Inookshuk of the Inuit Peoples

Inookshuk of the Inuit Peoples
Inookshuk of the Inuit Peoples

Friday, December 31, 2010

It's Still the Season - for Christmas Bird Counts

December 14 to Jan 5 mark for me the season of Christmas Bird Counts.  This is a tradition started by Audubon about one hundred years ago and is a way to see what is happening to the birds across the country, in count circle by count circle. It allows regular people to collect data which Audubon manages and then uses to report on each species.

For me, it is a way to give back something to the birds for all the enjoyment they provide, learn more about how to identify birds by going out with experts, and have a social occasion with old and new friends.  My favorite way to bird is by canoe or kayak, and this year I'll be able to do 3 of the 4 counts by canoe.
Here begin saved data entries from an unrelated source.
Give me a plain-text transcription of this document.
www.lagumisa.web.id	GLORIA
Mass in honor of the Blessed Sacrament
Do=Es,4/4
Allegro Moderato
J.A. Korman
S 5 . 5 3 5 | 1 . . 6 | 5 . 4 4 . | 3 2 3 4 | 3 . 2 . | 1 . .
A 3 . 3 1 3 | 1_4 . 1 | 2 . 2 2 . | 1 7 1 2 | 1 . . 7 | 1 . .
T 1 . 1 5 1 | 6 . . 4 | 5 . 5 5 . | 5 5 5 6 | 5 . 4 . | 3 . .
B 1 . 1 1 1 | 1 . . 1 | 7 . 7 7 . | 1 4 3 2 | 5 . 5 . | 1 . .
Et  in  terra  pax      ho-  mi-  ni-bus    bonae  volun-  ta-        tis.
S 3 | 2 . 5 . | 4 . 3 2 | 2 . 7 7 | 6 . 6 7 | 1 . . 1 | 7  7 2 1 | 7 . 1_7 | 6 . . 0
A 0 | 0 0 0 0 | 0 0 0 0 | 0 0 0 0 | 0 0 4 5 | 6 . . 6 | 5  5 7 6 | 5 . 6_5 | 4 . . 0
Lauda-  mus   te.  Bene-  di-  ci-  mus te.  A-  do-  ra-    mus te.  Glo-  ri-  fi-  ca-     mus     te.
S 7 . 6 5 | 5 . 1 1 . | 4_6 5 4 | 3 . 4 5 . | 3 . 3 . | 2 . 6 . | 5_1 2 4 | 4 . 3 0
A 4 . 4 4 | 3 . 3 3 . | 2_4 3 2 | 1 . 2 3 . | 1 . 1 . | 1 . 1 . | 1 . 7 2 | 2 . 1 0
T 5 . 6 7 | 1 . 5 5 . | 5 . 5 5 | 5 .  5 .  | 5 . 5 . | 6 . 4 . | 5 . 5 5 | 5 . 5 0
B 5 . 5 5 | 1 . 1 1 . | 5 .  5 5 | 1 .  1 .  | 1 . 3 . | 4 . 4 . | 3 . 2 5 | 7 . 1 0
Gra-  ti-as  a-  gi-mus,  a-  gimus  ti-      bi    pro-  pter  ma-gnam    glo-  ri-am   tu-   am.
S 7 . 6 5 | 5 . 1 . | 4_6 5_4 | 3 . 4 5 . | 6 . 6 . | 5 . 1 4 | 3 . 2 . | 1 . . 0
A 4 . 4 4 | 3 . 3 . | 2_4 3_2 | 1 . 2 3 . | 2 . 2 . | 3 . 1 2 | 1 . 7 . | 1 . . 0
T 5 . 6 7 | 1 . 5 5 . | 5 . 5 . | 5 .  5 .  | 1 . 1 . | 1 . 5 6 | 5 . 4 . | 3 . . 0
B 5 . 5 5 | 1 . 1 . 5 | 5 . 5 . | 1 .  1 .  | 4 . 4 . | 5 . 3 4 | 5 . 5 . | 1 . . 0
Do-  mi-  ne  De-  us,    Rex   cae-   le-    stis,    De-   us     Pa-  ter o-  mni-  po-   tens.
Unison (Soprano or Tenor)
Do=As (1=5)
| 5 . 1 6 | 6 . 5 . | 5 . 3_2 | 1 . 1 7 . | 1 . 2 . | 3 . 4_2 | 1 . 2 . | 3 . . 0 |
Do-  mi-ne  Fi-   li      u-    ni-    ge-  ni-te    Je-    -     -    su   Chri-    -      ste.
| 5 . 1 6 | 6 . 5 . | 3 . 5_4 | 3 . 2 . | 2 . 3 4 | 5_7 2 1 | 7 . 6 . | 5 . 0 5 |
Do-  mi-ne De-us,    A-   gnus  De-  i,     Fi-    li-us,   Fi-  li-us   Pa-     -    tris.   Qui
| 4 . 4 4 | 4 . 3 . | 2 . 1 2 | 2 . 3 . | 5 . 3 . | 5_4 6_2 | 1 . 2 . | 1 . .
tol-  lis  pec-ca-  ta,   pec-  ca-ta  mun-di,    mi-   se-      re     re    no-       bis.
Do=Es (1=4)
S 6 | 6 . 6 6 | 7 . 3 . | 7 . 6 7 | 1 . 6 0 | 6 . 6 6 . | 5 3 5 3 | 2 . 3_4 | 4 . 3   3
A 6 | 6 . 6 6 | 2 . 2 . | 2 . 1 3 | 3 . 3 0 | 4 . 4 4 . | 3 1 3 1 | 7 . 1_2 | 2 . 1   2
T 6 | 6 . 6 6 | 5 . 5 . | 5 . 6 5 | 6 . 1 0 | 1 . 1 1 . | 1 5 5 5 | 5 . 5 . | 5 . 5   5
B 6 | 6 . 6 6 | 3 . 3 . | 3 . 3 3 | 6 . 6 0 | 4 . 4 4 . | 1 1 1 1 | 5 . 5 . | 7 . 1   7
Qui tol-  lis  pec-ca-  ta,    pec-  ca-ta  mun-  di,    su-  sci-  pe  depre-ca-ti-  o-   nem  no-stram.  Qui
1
On Tuesday I did a nineteen-mile paddle on the Trinity River near Cleveland, Texas with a paddling/birdwatching friend, where our personal highlights were seven bald eagles and two greater yellowlegs.   Yesterday we did a 14 mile paddle as part of the Old River Count.  This area is in my favorite paddling area - a lot of wild places with many routes that may or may not be open at any given time. We only found 43 species of birds but several hundred yellow-rumped warblers and several hundred American goldfinches. We also found about one hundred white-winged doves, a species which has moved into the U. S. with a vengeance.  I had to go to the Rio Grand Valley to see my first white-winged dove.  Now they are urban yard birds in places like Houston and Austin, Texas.The day was mostly overcast so my pictures are not the best but here are a few if them.
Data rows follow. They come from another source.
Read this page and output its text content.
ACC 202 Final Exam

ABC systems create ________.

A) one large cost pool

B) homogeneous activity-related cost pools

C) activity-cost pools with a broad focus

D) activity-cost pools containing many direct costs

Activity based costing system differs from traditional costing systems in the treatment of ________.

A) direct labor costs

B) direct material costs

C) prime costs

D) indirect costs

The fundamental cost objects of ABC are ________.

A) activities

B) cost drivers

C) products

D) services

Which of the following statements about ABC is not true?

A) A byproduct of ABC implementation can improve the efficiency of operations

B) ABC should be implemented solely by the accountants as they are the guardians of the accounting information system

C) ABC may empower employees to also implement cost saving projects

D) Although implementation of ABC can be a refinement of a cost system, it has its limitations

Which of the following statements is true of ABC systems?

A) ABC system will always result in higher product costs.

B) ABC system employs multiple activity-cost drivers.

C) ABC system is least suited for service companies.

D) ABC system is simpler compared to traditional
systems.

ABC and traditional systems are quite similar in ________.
Our Route from Old River to the Cut-Off to Pickett's Bayou. 
We took out at Champion's Lake in the fairly new Trinity River NWR.
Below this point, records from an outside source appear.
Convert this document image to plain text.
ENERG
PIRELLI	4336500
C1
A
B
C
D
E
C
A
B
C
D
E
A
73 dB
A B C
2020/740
Bruce Scans for Birds at the Put-in Under Old River Bridge on Hwy 1409




We got our only house sparrows around the Old River Bridge. 


Looking and Listening for Birds

Most of the time we were paddling, we could hear myrtle warblers.  Kingfishers, grackles, American goldfinches, crows, and blue jays were also common voices along our route. 


Bruce Catching Up on Species Counts

Palmettos Growing at Edge of Old River

An Osprey with a Big Fish on the Cut-Off
One hundred fifty species of birds were found on this count by about twenty people. The count dinner was at Iguana Joe's, a very good Mexican Restaurant just north of I-10 on Hwy 146. If you are passing through, be sure to check it out. And check out the counts for your area and try one or more next year. Click here to find out more about how to join a count.

I'm off to get ready for my last long day of paddling and counting birds.